The Covid Diaries: Day 7 - Travel Edition

The Covid Diaries: Day 7 - Travel Edition


5th October 2021

Our intrepid Covid-19 blogger, Darren Isaacs, picks up his blog where he left off as he sets off for 14 days of forced quarantine to visit his family in Australia. In this limited run of Covid Diaries, Travel Edition, he will share some of his travel and quarantine experiences alongside his musings on topical HR issues our clients are facing.

Doctor! Doctor!

I have been thinking about all the Covid travel requirements again. It is hard not to when they have become so central to my life at this point in time.

At the airports and on the flights over (all 24 hours of them), it was compulsory to wear a mask. I was worried about how it would feel for such an extended period of time, but I got used to it. I even saw a group of people going the full Naomi Campbell at Changi airport, though I think that was a personal decision rather than a legal requirement.

I have also now had three PCR tests in the space of 10 days, and I am due another one today or tomorrow. After I am released for good behaviour, I will need another test two days later. Then another one 48 hours before I fly back to London via Singapore, two weeks later.

So, six tests in about a month. I feel like my life now revolves around tonsil swabs.

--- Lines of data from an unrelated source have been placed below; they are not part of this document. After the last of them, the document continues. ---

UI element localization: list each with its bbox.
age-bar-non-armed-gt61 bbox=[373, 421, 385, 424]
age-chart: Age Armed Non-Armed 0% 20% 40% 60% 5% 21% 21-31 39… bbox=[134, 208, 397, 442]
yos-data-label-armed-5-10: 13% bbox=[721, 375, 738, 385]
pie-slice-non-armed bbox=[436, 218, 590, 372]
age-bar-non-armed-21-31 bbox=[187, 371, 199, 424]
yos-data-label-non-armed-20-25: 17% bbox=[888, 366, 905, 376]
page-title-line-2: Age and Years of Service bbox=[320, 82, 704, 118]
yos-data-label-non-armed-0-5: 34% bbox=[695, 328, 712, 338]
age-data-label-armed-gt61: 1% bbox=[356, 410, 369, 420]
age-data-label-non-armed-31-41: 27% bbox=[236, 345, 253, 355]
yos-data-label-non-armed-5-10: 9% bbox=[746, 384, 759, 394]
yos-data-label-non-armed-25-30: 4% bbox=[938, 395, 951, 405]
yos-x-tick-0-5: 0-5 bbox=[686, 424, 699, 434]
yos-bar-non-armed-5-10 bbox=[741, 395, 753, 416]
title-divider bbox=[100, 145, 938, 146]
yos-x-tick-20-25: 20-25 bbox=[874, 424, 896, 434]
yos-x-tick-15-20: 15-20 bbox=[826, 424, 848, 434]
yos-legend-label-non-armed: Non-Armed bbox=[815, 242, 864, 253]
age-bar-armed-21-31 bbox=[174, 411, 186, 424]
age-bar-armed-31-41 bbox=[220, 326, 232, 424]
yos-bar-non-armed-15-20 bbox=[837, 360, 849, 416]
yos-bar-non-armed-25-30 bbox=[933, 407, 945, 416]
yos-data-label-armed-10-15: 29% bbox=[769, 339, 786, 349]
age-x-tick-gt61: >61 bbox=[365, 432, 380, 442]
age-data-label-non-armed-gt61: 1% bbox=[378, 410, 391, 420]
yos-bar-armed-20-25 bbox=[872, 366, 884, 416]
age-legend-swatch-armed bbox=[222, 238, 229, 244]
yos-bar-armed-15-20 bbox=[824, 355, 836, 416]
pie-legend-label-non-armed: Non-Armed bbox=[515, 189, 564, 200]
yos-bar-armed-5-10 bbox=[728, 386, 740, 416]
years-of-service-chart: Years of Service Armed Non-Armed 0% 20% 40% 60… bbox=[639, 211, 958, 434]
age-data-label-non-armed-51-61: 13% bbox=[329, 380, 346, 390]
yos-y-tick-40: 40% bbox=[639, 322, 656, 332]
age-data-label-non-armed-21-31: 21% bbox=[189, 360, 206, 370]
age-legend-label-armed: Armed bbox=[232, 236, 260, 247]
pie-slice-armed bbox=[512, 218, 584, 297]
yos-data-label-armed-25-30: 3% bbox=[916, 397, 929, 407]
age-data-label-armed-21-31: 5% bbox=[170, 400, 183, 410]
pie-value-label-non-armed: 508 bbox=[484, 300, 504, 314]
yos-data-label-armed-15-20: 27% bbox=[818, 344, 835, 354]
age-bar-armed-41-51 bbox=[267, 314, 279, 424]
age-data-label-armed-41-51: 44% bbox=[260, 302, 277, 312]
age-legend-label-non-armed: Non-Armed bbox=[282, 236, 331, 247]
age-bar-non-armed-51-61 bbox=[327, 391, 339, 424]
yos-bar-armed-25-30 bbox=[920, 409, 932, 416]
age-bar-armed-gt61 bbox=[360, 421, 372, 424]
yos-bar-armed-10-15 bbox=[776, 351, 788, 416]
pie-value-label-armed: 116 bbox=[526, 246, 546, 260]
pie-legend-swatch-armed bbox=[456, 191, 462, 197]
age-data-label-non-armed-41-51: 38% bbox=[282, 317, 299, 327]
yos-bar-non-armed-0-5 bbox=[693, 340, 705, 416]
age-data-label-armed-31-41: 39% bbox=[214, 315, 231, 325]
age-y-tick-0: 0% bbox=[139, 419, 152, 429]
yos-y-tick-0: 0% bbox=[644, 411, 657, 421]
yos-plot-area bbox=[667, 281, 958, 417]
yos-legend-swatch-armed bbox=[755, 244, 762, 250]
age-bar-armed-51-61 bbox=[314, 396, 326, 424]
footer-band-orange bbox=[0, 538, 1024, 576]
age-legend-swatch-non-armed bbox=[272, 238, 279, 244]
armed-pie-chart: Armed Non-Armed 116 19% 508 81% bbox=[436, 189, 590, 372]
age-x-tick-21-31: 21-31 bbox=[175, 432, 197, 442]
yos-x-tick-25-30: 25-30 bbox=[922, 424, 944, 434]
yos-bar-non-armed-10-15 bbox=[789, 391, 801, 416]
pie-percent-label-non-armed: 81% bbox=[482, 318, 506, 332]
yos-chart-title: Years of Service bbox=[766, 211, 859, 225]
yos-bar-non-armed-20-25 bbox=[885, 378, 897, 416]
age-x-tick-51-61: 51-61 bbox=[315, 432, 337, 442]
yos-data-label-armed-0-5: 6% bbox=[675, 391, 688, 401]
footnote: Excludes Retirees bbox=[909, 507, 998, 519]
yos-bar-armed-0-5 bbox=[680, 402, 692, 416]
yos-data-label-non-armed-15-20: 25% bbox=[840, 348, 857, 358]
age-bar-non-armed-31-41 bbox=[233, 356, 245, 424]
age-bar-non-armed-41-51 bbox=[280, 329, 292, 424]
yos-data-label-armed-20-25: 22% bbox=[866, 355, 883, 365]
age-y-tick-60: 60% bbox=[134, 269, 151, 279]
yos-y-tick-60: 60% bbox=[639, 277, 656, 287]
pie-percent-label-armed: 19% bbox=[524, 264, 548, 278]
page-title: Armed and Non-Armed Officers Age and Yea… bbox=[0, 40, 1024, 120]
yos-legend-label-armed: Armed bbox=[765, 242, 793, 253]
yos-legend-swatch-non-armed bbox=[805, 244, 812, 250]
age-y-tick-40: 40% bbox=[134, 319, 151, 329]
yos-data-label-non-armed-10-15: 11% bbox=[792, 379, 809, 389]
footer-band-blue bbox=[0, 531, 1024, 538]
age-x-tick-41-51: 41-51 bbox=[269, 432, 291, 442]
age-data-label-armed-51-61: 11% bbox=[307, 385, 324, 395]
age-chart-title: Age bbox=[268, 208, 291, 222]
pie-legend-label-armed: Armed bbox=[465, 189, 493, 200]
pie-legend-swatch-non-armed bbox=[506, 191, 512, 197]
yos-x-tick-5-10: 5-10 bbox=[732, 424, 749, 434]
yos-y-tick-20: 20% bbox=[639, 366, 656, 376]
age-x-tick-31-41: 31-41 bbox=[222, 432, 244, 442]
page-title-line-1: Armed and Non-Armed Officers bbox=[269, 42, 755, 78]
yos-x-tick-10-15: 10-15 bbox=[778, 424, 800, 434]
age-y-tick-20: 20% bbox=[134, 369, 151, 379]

These travel rules can be a bit annoying but at least, I keep reminding myself, they are relatively simple and I know what to do. I love a rule and I especially love a simple one.

It got me to thinking about all the businesses (and employees) back in Blighty who are struggling with what to do as they re-open the world of office work. Naturally, many seek out governmental advice in the hope that there will be some clear guidance on various HR legal issues. Sadly, such clarity is proving elusive.

As well as the health & safety angle, there is also the multitude of genuinely challenging scenarios that employers face around implementing policies that protect their staff whilst balancing the interests of employees in minority groups and working within data privacy guidelines (both of which are very important, even in a time of pandemic). Can we force people back into the office? Can we ask our staff if they are vaccinated? Can we keep a note of their responses? What if someone won’t get vaccinated? What if someone won’t come back into the office but they can’t work from home? What if someone is a high-risk individual?  Etc etc.

Ultimately, the answers to these questions – like many employment law questions – tend to come down to the employer acting “reasonably” (whatever that may mean in a pandemic) and making “reasonable” adjustments (see last comment).

The challenge, as always, is that what is “reasonable” to me may differ from what is “reasonable” to you; what is “reasonable” to an employee and, most importantly, what is “reasonable” to some employment judge who has previously had nothing to do with your business but has the benefit of hindsight two years down the line.

You get the point.

It cries out for some temporary regulations to be made which state, quite simply, what employers can do and what they can’t. With specificity. They don’t have to be prescriptive, but some regulatory clarity could help to answer a lot of these questions.

We may not always like rules, but they can at least take the guess work out and let you get on with things. Like the travel rules, even if they are doing wonders for the staycation market.